KENFOX IP & Law Office > Our Practice  > Myanmar  > Copyright  > Rights and Protections for Phonogram Producers Under Myanmar’s Copyright Law

Rights and Protections for Phonogram Producers Under Myanmar’s Copyright Law


A producer of a phonogram is entitled to the related rights as per Articles 39, 41, and 42. These articles grant producers exclusive economic rights, ensuring that producers can control and benefit from the use of their phonograms in various ways. The provisions also set forth provisions for equitable remuneration, limitations, and exceptions to these rights, marking a significant consideration for the music industry and related sectors. KENFOX would like to provide below analysis on the rights and protections afforded to producers of phonograms as well as performers, ensuring a comprehensive understanding and practical application of the laws, thereby maximizing the utilization of their legitimate rights.

Exclusive economic rights for producers of phonograms (Article 39)

A producer of a phonogram enjoys 05 types of economic rights as follows:

• Reproduction: Producers have the exclusive right to authorize both direct and indirect reproductions of their phonograms. This control extends to any form the phonogram might be reproduced, reflecting the importance of safeguarding against unauthorized copies that could dilute the value of the original work.

• Importation: This includes the exclusive right to import copies of the phonogram, controlling the distribution channels and combating unauthorized imports.

• Distribution: The right to distribute the original or copies of the phonogram to the public, except for previously sold or ownership-transferred copies, adhering to the principle of exhaustion of rights which limits the control a producer has over a copy once it’s been lawfully sold or transferred. This rights protects the producer’s investment by allowing them to control the market dissemination.

•  Rental: Producers can also control the rental of their phonograms to the public. This right to rental is particularly important in contexts where phonograms are consumed through borrowing rather than purchase, ensuring producers can derive revenue from these transactions.

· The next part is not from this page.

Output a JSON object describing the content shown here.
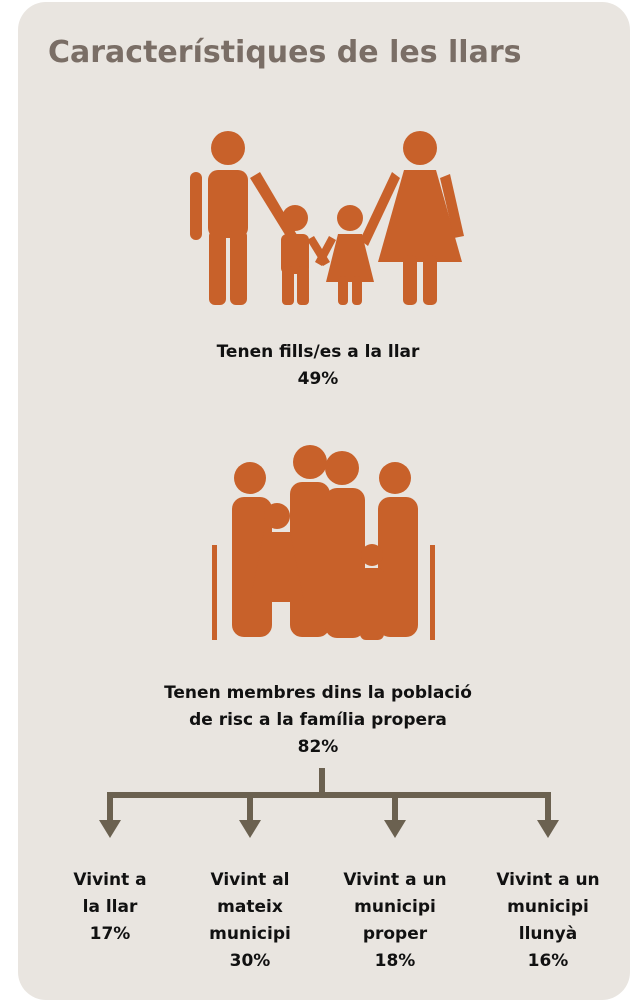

•  Making available: Producers have rights to make phonograms accessible to the public on-demand. This right addresses the digital environment, allowing producers to control if and how their phonograms are accessible online or through other digital means. This ensures producers can benefit from new forms of distribution and access facilitated by technology.

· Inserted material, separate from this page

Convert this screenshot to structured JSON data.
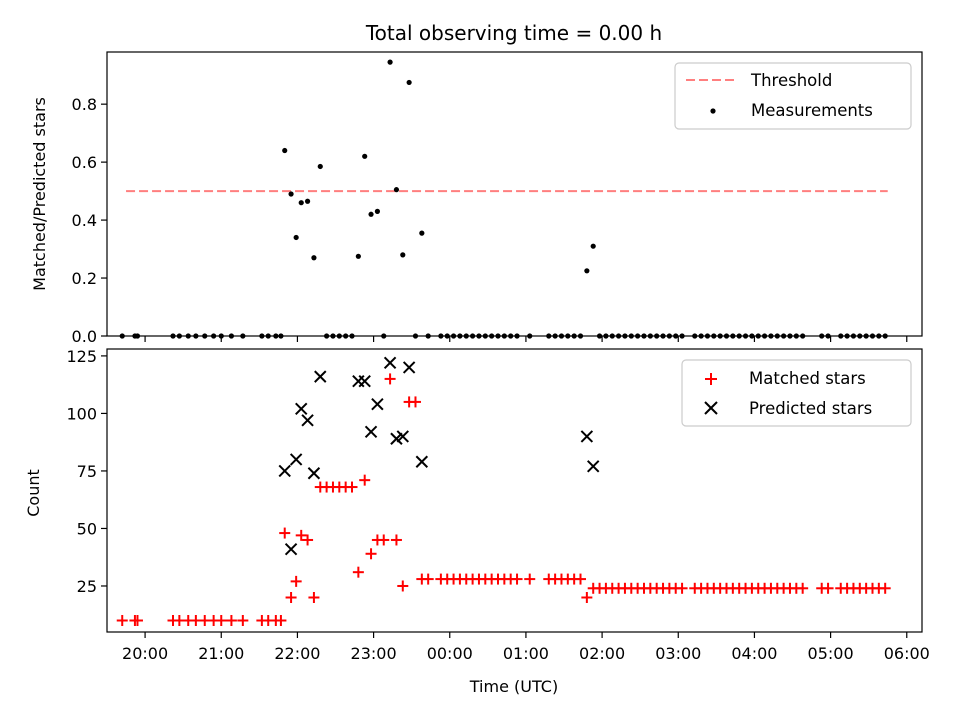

Limitations and exceptions for producers of phonograms (Article 41)

Provisions on “limitation and exceptions” as provided under Article 41 allow for specific uses of phonograms without the producer’s authorization, thus, producers are not able to enforce his rights in such situations. Permitted uses without authorization include:

•  Reporting current events using short excerpts.

•  Reproduction for scientific research.

•  Reproduction for face-to-face teaching activities.

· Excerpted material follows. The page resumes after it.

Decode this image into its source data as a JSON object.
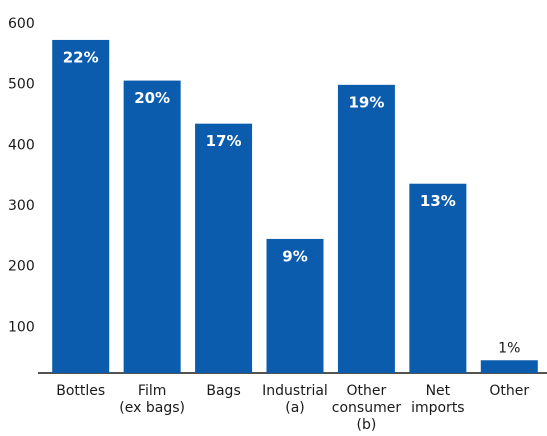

•  Incorporation into literary or artistic works under specific conditions.

Equitable remuneration for use of phonograms (Article 42)

Article 42 focuses on the conditions under which equitable remuneration is provided to both performers and producers when their phonograms are used.

•  Equitable remuneration: When a phonogram is used for broadcasting, communication to the public, or public performance, the performers and the producer of the phonogram are entitled to equitable remuneration (Article 42.a). This requirement acknowledges the contributions of both performers and producers in creating and distributing the phonogram.

•  The remuneration distribution between performers and the producer: The division of remuneration between performers and producers must be according to agreement. Unless a different agreement exists, the producer is responsible for sharing the compensation with the performers according to set terms and conditions (Article 42.b).. This clause implies the need for clear agreements detailing how remuneration is to be divided, ensuring transparency and fairness in compensating all parties involve.

•  Duration of protection for the right to equitable remuneration: The law protects these rights for 50 years following the year of the phonogram’s publication, or if it has not been published, 50 years from the year of its first fixation. This extended period of protection underscores the enduring value of phonograms as cultural and creative works, ensuring that producers have a substantial timeframe to exploit their economic rights.

•  Ways of making phonograms available to the public: Phonograms made available to the public in such a way that allows access from any place and at any time chosen by the users are treated as if they have been published for commercial purposes. This clause is particularly relevant in the digital age, where music is often accessed through streaming services and other online platforms.

Final thoughts

For producers of phonograms, the related rights provided in Myanmar’s Copyright Law serves as a robust legal framework to protect their creative and financial interests. By understanding and actively managing these rights, producers can maximize their works’ commercial potential while contributing to the vibrant landscape of cultural and creative industries. From the provisions as per Articles 39, 41 and 42,  producers of phonograms should be proactive in managing their rights by:

•  Ensuring clear agreements are in place for the distribution and use of phonograms.

•  Being aware of the scope of their exclusive rights to prevent unauthorized uses.

•  Negotiating equitable remuneration agreements for the commercial use of phonograms.

•  Understanding the exceptions and limitations to these rights to deal with legal use cases effectively.